Running the Examples
Before running the examples, set your AxonFlow credentials as environment variables:
export AXONFLOW_CLIENT_ID="your-client-id"
export AXONFLOW_CLIENT_SECRET="your-client-secret"
# Optional: defaults to http://localhost:8080
export AXONFLOW_AGENT_URL="http://your-axonflow-endpoint"
Then use cargo run --example <name> to execute an example:
- Basic Chat Governance:
cargo run --example basic - Model Context Protocol (MCP) Connectors:
cargo run --example connectors - Multi-Agent Planning (MAP):
cargo run --example planning - Invisible Governance (Interceptors — OpenAI):
cargo run --example interceptors - Invisible Governance (Interceptors — Anthropic):
cargo run --example anthropic_interceptor - Decision Explainability (ADR-043):
export AXONFLOW_DECISION_ID="dec_..." # from a recent blocked call or audit row cargo run --example explain_decision
Advanced Features
Fail-Open Strategy
In Production mode, if the AxonFlow platform is unreachable, the SDK will "fail-open." This ensures your application remains available even if the governance layer is degraded.
Caching
The SDK includes a built-in async cache (powered by moka) with TTL support to reduce latency for redundant requests. Caching is automatically disabled for mutation operations like plan execution.
MCP & MAP Support
The Rust SDK provides full parity for Model Context Protocol (MCP) and Multi-Agent Planning (MAP):
- MCP: List, install, and query Model Context connectors with full policy enforcement.
- MAP: Generate and execute complex multi-agent plans programmatically.
Configuration
let config = AxonFlowConfig {
endpoint: "http://localhost:8080".to_string(),
client_id: Some("id".into()),
client_secret: Some("secret".into()),
mode: Mode::Production,
debug: true,
timeout: Duration::from_secs(30),
retry: RetryConfig {
enabled: true,
max_attempts: 3,
initial_delay: Duration::from_secs(1),
},
cache: CacheConfig {
enabled: true,
ttl: Duration::from_secs(60),
},
..Default::default()
};
Telemetry
The SDK includes a non-blocking background heartbeat that follows the AxonFlow telemetry contract: at most one ping per machine every 7 days to https://checkpoint.getaxonflow.com/v1/ping. Payload is classification-only — SDK version, OS, architecture, runtime version, deployment mode, an endpoint-type bucket (localhost / private_network / remote / unknown), and the deployment's org_id (the ORG_ID env value, or local-dev-org sentinel when unset). The raw URL is never sent.
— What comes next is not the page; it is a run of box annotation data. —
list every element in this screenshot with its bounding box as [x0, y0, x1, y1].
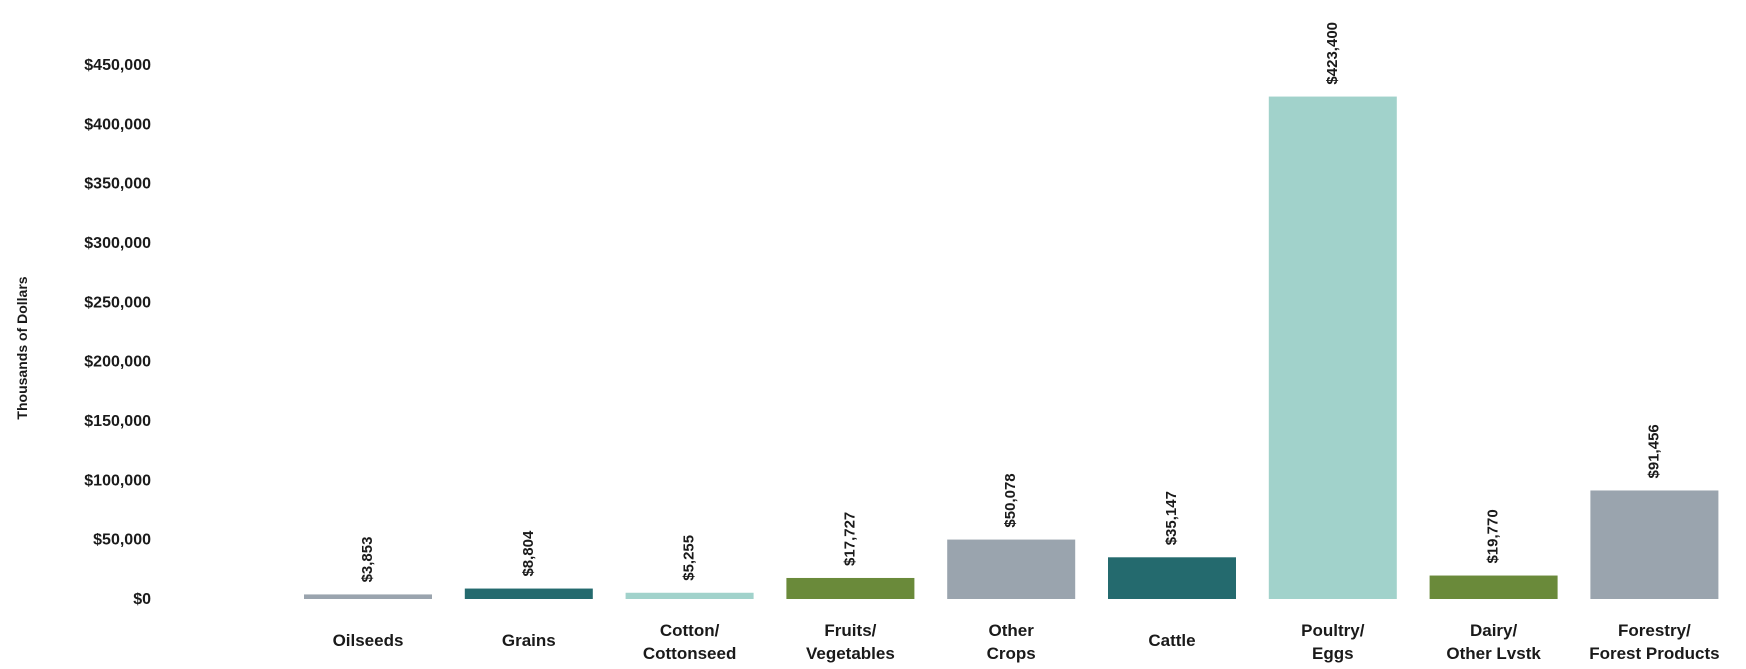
x-tick-label: Oilseeds: [333, 631, 404, 650]
x-tick-label: Cottonseed: [643, 644, 737, 663]
x-tick-label: Fruits/: [824, 621, 876, 640]
x-tick-label: Forest Products: [1589, 644, 1719, 663]
x-tick-label: Other Lvstk: [1446, 644, 1541, 663]
data-label: $3,853: [359, 537, 376, 583]
bar: [1108, 557, 1236, 599]
x-tick-label: Grains: [502, 631, 556, 650]
x-tick-label: Cattle: [1148, 631, 1195, 650]
data-label: $5,255: [681, 535, 698, 581]
x-tick-label: Eggs: [1312, 644, 1354, 663]
data-label: $91,456: [1645, 424, 1662, 478]
y-tick-label: $0: [133, 591, 151, 608]
x-tick-label: Other: [989, 621, 1035, 640]
y-tick-label: $150,000: [84, 413, 151, 430]
x-tick-label: Vegetables: [806, 644, 895, 663]
x-tick-label: Poultry/: [1301, 621, 1365, 640]
data-label: $50,078: [1002, 473, 1019, 527]
category-labels: Oilseeds Grains Cotton/Cottonseed Fruits/Ve…: [333, 621, 1720, 663]
bar: [1268, 96, 1397, 599]
data-label: $17,727: [841, 512, 858, 566]
data-label: $8,804: [520, 530, 537, 577]
x-tick-label: Forestry/: [1618, 621, 1691, 640]
y-axis-title: Thousands of Dollars: [14, 276, 30, 419]
y-tick-label: $250,000: [84, 294, 151, 311]
x-tick-label: Dairy/: [1470, 621, 1518, 640]
x-tick-label: Cotton/: [660, 621, 720, 640]
x-tick-label: Crops: [987, 644, 1036, 663]
data-label: $423,400: [1324, 22, 1341, 85]
y-axis-title-group: Thousands of Dollars: [14, 276, 30, 419]
data-label: $35,147: [1163, 491, 1180, 545]
bar: [947, 539, 1076, 599]
value-labels: $3,853 $8,804 $5,255 $17,727 $50,078 $35,147 $…: [359, 22, 1662, 582]
y-tick-label: $350,000: [84, 176, 151, 193]
y-tick-label: $200,000: [84, 354, 151, 371]
bar: [625, 592, 754, 599]
y-tick-label: $50,000: [93, 532, 151, 549]
y-tick-label: $100,000: [84, 472, 151, 489]
data-label: $19,770: [1485, 509, 1502, 563]
y-tick-label: $450,000: [84, 57, 151, 74]
y-tick-label: $400,000: [84, 116, 151, 133]
bar: [1429, 575, 1558, 599]
bars: [304, 96, 1719, 599]
bar: [786, 577, 915, 599]
bar: [464, 588, 593, 599]
bar: [1590, 490, 1719, 599]
y-tick-label: $300,000: [84, 235, 151, 252]
bar: [304, 594, 432, 599]
y-axis-ticks: $0 $50,000 $100,000 $150,000 $200,000 $250,00…: [84, 57, 151, 608]
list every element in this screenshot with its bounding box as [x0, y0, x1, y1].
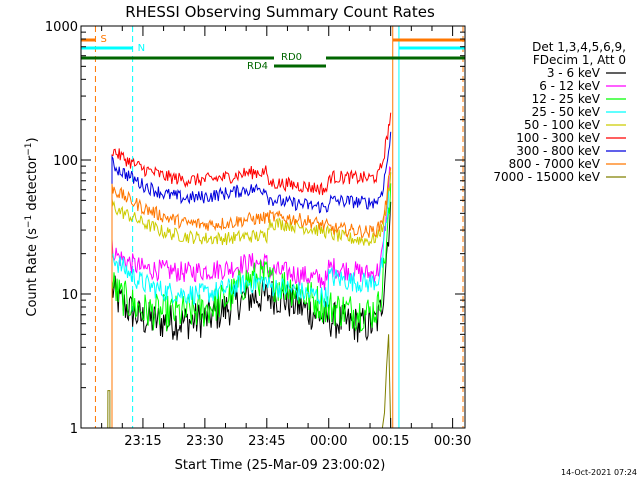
series-line: [111, 172, 392, 428]
legend: Det 1,3,4,5,6,9, FDecim 1, Att 0 3 - 6 k…: [493, 40, 626, 184]
x-tick-label: 00:00: [310, 434, 347, 449]
night-label: N: [138, 43, 145, 54]
footer-date: 14-Oct-2021 07:24: [561, 468, 637, 477]
series-layer: [107, 112, 392, 429]
x-axis-label: Start Time (25-Mar-09 23:00:02): [175, 458, 386, 473]
plot-frame: [80, 25, 466, 429]
legend-label: 800 - 7000 keV: [509, 157, 601, 171]
series-line: [111, 168, 392, 428]
series-line: [111, 166, 391, 428]
x-tick-label: 23:30: [186, 434, 223, 449]
x-tick-label: 23:15: [124, 434, 161, 449]
series-line: [111, 112, 392, 428]
legend-header-line-1: Det 1,3,4,5,6,9,: [532, 40, 626, 54]
y-axis-label: Count Rate (s−1 detector−1): [24, 137, 40, 316]
y-tick-label: 1: [70, 422, 78, 437]
y-tick-label: 100: [53, 154, 78, 169]
series-line: [111, 172, 392, 428]
series-line: [111, 201, 392, 428]
y-tick-label: 1000: [45, 20, 78, 35]
x-tick-label: 23:45: [248, 434, 285, 449]
series-line: [111, 131, 392, 428]
annotation-layer: S N RD4 RD0: [81, 26, 465, 428]
legend-label: 7000 - 15000 keV: [493, 170, 600, 184]
axes-layer: 1 10 100 1000 23:15 23:30 23:45 00:00 00:15 00:30: [45, 20, 471, 449]
attenuator-label: S: [100, 34, 106, 45]
decimation-label-rd0: RD0: [281, 52, 302, 63]
legend-label: 25 - 50 keV: [532, 105, 601, 119]
legend-label: 12 - 25 keV: [532, 92, 601, 106]
series-line: [111, 183, 392, 428]
x-tick-label: 00:15: [372, 434, 409, 449]
x-tick-label: 00:30: [434, 434, 471, 449]
legend-label: 3 - 6 keV: [547, 66, 601, 80]
legend-header-line-2: FDecim 1, Att 0: [533, 53, 626, 67]
y-tick-label: 10: [61, 288, 78, 303]
chart-title: RHESSI Observing Summary Count Rates: [125, 3, 435, 21]
series-line: [107, 334, 392, 429]
legend-label: 100 - 300 keV: [516, 131, 600, 145]
legend-label: 300 - 800 keV: [516, 144, 600, 158]
legend-label: 6 - 12 keV: [539, 79, 601, 93]
decimation-label-rd4: RD4: [247, 61, 268, 72]
legend-label: 50 - 100 keV: [524, 118, 601, 132]
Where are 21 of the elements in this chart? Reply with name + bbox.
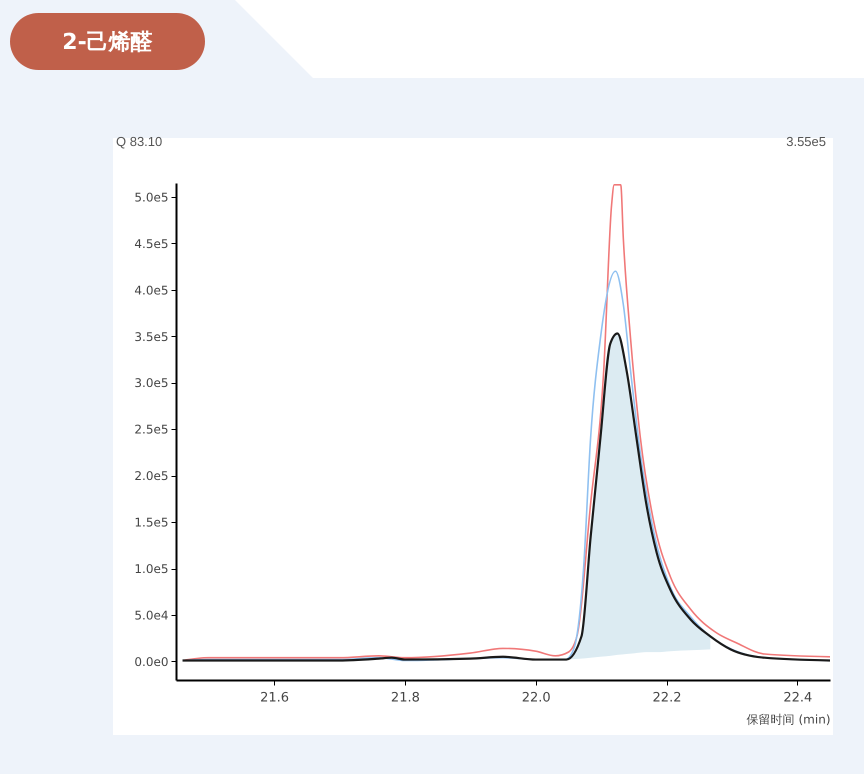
x-tick-label: 22.0: [522, 690, 551, 706]
y-tick-label: 5.0e5: [134, 190, 168, 204]
x-tick-label: 22.2: [652, 690, 682, 706]
y-tick-label: 1.5e5: [134, 516, 168, 530]
y-tick-label: 3.0e5: [134, 376, 168, 390]
y-tick-label: 4.5e5: [134, 236, 168, 251]
y-tick-label: 2.0e5: [134, 469, 168, 484]
y-tick-label: 1.0e5: [134, 562, 168, 576]
chart-title: 2-己烯醛: [10, 13, 205, 70]
y-tick-label: 4.0e5: [134, 283, 168, 298]
x-tick-label: 21.6: [260, 690, 290, 706]
x-axis-title: 保留时间 (min): [746, 712, 830, 726]
y-tick-label: 2.5e5: [134, 422, 168, 437]
y-tick-label: 5.0e4: [134, 608, 168, 622]
y-tick-label: 3.5e5: [134, 330, 168, 344]
y-tick-label: 0.0e0: [134, 654, 168, 669]
x-tick-label: 22.4: [783, 690, 812, 706]
x-tick-label: 21.8: [390, 690, 420, 706]
line-series: [181, 332, 830, 662]
text: 3.55e5: [786, 134, 826, 149]
text: Q 83.10: [116, 134, 162, 149]
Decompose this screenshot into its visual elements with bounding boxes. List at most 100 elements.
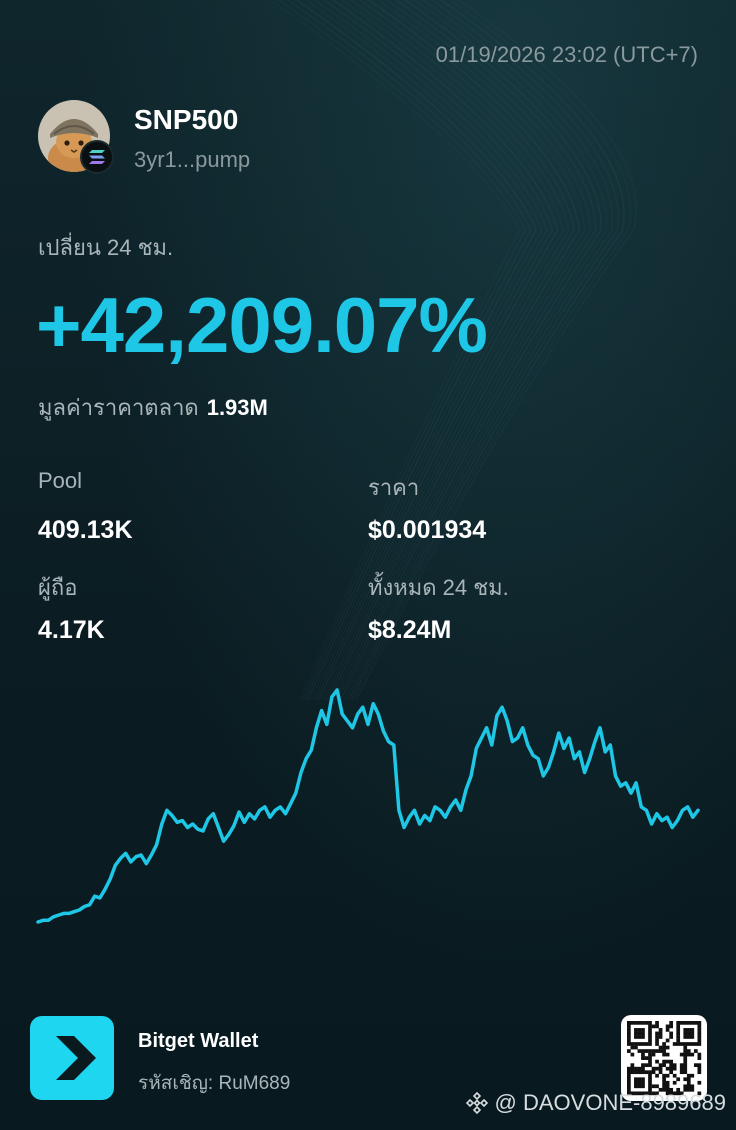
qr-module [634,1066,638,1071]
qr-module [658,1049,663,1053]
qr-module [669,1070,674,1075]
qr-module [655,1021,659,1025]
qr-module [669,1024,674,1029]
qr-module [676,1091,681,1096]
qr-module [686,1042,691,1046]
qr-module [634,1070,638,1075]
qr-module [672,1080,677,1085]
qr-module [676,1035,681,1039]
qr-module [630,1052,635,1057]
qr-module [697,1080,702,1085]
qr-module [637,1049,642,1053]
qr-module [641,1049,645,1053]
qr-module [630,1070,635,1075]
qr-module [627,1070,631,1075]
qr-module [655,1073,659,1078]
qr-module [658,1031,663,1036]
qr-module [634,1091,638,1096]
qr-module [641,1077,645,1082]
qr-module [683,1066,688,1071]
qr-module [641,1035,645,1039]
wave-line [342,0,608,700]
wave-line [287,0,532,700]
qr-module [651,1052,656,1057]
qr-module [686,1031,691,1036]
qr-module [651,1070,656,1075]
qr-module [669,1091,674,1096]
qr-module [669,1063,674,1068]
qr-module [683,1063,688,1068]
wave-line [345,0,613,700]
qr-module [665,1091,670,1096]
qr-module [683,1035,688,1039]
qr-module [686,1049,691,1053]
qr-module [686,1080,691,1085]
holders-label: ผู้ถือ [38,575,78,600]
qr-module [672,1066,677,1071]
qr-module [683,1056,688,1060]
wave-line [315,0,553,700]
holders-value: 4.17K [38,616,105,644]
qr-module [655,1091,659,1096]
wave-line [313,0,548,700]
qr-module [641,1042,645,1046]
qr-module [697,1021,702,1025]
qr-module [662,1052,666,1057]
qr-module [669,1059,674,1064]
qr-module [627,1042,631,1046]
qr-module [648,1091,652,1096]
qr-module [697,1070,702,1075]
market-cap-value: 1.93M [206,395,268,420]
wave-lines-decoration [278,0,631,700]
qr-module [637,1042,642,1046]
qr-module [693,1042,698,1046]
qr-module [630,1045,635,1050]
qr-module [644,1063,649,1068]
qr-module [676,1021,681,1025]
qr-module [637,1080,642,1085]
price-line [36,688,700,924]
wave-line [353,0,631,700]
qr-module [627,1091,631,1096]
qr-module [679,1042,684,1046]
qr-module [697,1035,702,1039]
wave-line [340,0,602,700]
qr-module [690,1028,695,1032]
qr-module [697,1056,702,1060]
binance-icon [465,1091,488,1115]
market-cap: มูลค่าราคาตลาด 1.93M [38,390,268,425]
qr-module [665,1059,670,1064]
qr-module [665,1084,670,1089]
market-cap-label: มูลค่าราคาตลาด [38,395,199,420]
qr-module [697,1063,702,1068]
qr-module [637,1070,642,1075]
qr-module [676,1087,681,1092]
qr-module [655,1049,659,1053]
qr-module [644,1042,649,1046]
qr-module [665,1038,670,1043]
token-name: SNP500 [134,104,239,135]
qr-module [662,1087,666,1092]
qr-module [658,1066,663,1071]
qr-module [637,1035,642,1039]
qr-module [648,1052,652,1057]
qr-module [648,1059,652,1064]
qr-module [637,1077,642,1082]
wave-line [305,0,543,700]
qr-module [672,1091,677,1096]
wave-line [278,0,526,700]
wave-line [296,0,537,700]
qr-module [658,1063,663,1068]
qr-module [641,1021,645,1025]
qr-module [662,1073,666,1078]
qr-module [686,1052,691,1057]
qr-module [637,1091,642,1096]
wave-line [318,0,559,700]
qr-module [627,1084,631,1089]
qr-module [690,1084,695,1089]
qr-module [658,1028,663,1032]
qr-module [634,1031,638,1036]
qr-module [686,1087,691,1092]
qr-module [630,1066,635,1071]
qr-module [662,1080,666,1085]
AXONFLOW_TELEMETRY=off is the sole opt-out lever as of v0.2. There is no programmatic disable on the SDK config — the env-var-only pattern matches HashiCorp's CHECKPOINT_DISABLE, Docker, and Datadog Agent. Sandbox-mode clients (constructed via AxonFlowConfig::sandbox(...)) tag their pings with stream="sandbox" so analytics can distinguish dev/test usage from production heartbeat. DO_NOT_TRACK is intentionally not honored.
Scope of AXONFLOW_TELEMETRY=off
AXONFLOW_TELEMETRY=off disables the SDK heartbeat (version, OS, architecture, deployment org_id). On self-hosted and in-VPC deployments, that heartbeat is the only data the SDK sends to AxonFlow, so setting =off means we receive nothing. On Community SaaS (try.getaxonflow.com) the hosted service also processes operational data — registrations, audit logs, policy enforcement records, workflow state, plan data, and request-header metadata aggregated for usage analytics — as part of running the platform; that operational data flow is governed by the Privacy Policy, not by AXONFLOW_TELEMETRY.
See Telemetry Documentation for full details.
License
This project is licensed under the MIT License - see the LICENSE file for details.